The true decline may be slightly larger - because the June 2018 are based on returns from 98.7% of GP practices in England at the time, while the latest data are based on returns from 99.6% of practices, after a change in methodology that has angered the BMA.
GP partners still make up 61% of the fully-qualified FTE GP workforce. But in headcount terms just 53% of fully-qualified GPs were in partnership roles in June 2021, down from more than 58% just two years earlier.
In a quarter of CCG areas in England partners are now in the minority, according to analysis by GPonline that also shows stark gaps in practices' ability to recruit partners between areas.
In Southend CCG in Essex, just 39% of GPs are in partnership roles, the lowest proportion in the country - compared with 75% in Calderdale CCG in West Yorkshire.
Despite the continuing sharp decline in GPs in partnership roles, there may be signs that the fall is slowing. The 3.1% drop in GP partners in the year to June 2021 followed a 4.2% fall over the previous year, and a 5.2% drop in the year before that.
GPs in salaried roles, meanwhile, are rising rapidly - with 9,499 FTE salaried GPs in June 2021 compared with 8,684 a year earlier, a rise of 9.4%. The rise may reflect a shift from partnership roles, but also a move among locums to permanent roles after uncertainty over employment during the pandemic.
Alongside the decline in GPs in lead roles within practices as partners, general practice continues to face huge workload pressures after more than a year of the COVID-19 pandemic.
GPonline reported last month that appointments in June this year were up 31% compared with June 2019 - before the pandemic began - once appointments for COVID-19 vaccination were taken into account.

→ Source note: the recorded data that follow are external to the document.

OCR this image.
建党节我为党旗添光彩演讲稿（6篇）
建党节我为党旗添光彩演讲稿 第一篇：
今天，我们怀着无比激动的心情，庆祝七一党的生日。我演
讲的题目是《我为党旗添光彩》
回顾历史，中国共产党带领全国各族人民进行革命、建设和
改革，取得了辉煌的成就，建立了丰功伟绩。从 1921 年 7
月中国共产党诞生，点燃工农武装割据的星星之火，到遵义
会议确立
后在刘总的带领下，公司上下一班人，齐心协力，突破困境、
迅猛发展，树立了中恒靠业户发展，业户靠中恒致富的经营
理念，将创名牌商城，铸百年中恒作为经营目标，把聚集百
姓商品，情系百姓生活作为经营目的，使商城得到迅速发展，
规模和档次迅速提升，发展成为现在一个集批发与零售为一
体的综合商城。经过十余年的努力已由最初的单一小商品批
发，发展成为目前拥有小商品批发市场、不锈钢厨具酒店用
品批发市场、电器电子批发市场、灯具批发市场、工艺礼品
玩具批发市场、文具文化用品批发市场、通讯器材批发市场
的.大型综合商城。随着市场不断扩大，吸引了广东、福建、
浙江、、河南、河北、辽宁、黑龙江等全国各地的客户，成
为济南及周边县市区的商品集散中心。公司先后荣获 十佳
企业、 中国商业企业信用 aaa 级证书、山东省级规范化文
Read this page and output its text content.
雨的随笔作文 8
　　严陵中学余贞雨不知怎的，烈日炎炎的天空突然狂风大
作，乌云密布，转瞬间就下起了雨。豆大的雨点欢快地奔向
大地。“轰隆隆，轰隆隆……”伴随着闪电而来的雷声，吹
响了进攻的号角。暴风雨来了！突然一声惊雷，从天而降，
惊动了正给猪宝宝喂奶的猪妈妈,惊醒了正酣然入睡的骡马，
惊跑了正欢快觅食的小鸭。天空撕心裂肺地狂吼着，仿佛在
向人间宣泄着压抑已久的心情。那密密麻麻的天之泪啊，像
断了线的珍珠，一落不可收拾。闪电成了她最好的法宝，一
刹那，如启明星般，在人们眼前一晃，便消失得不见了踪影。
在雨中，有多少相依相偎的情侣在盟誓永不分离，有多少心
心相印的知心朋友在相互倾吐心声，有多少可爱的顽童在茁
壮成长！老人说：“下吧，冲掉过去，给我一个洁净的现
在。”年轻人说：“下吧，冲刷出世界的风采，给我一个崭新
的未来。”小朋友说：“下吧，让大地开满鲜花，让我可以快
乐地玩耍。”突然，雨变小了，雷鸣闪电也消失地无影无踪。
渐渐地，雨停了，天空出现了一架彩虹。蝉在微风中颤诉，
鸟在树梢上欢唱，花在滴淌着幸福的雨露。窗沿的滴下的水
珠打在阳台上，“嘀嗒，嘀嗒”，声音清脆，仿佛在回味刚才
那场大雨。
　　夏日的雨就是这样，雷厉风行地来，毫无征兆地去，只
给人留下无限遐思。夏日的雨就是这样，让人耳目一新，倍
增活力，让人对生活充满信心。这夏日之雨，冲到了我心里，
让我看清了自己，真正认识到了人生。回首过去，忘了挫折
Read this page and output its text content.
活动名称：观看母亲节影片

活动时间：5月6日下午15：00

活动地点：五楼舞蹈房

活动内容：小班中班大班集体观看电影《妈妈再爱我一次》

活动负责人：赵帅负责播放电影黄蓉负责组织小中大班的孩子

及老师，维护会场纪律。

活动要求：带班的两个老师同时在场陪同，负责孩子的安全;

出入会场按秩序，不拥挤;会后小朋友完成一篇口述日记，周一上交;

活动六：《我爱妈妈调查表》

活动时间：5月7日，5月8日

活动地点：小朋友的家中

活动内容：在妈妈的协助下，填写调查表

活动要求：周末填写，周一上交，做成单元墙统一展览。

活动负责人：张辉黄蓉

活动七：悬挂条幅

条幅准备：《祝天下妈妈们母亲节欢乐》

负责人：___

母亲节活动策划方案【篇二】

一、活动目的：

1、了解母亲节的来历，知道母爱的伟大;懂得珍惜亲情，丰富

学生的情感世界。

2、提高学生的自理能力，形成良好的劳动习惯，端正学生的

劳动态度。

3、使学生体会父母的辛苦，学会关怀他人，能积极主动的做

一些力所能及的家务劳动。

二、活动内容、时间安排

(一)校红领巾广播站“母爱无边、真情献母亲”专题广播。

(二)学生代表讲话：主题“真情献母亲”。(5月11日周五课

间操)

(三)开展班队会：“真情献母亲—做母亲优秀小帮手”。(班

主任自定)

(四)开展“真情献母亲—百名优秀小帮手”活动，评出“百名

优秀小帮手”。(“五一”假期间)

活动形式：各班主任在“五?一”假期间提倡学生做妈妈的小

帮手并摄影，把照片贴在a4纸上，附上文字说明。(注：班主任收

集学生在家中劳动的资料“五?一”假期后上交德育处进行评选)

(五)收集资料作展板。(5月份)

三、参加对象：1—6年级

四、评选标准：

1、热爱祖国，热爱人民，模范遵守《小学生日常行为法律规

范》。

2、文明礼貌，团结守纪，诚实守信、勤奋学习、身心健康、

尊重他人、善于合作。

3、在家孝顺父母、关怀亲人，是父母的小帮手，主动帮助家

In comments collected by the BMA, a GP in the south of England said: 'I’m a partner and in the past year I have lost a partner to early retirement and two partners to periods of sick leave due to the stress of the job.
'You cannot talk about workforce in general practice without also talking about workload. We simply do not have enough GPs to cope with ever-expanding patient demand. Our funding assumes three patient contacts per annum for every patient on our list. We are currently running around seven per annum.
'I have asked a couple of our salaried GPs who I think have the right stuff to be partners whether this is something they would consider but their response is always the same - they see how hard we’re working and do not want to subject themselves to the same ever increasing workload.'
Another GP in south-west England said: 'I have just got home from another 13-hour day. There is a vicious cycle happening with our poor workforce numbers nationally. Every time a GP reduces their hours or quits, or a post is unfilled, the strain on the remaining GPs increases. That leads to more GPs leaving. We can't keep doing this. So many of us are at breaking point.'
A GP in the north of England said: 'The government says that there are more staff working in primary care, funded through the additional roles reimbursement scheme - this may be true, but they are not reducing the work on GPs; if anything they are only assisting with otherwise unmet need. The GP partner workforce is decreasing - I know of colleagues and practices where colleagues are either retiring early or leaving for work elsewhere.'
Following a change of methodology that has sparked anger among doctors' leaders, NHS Digital is no longer using estimated data for practices that have not submitted returns to make figures from each time period directly comparable.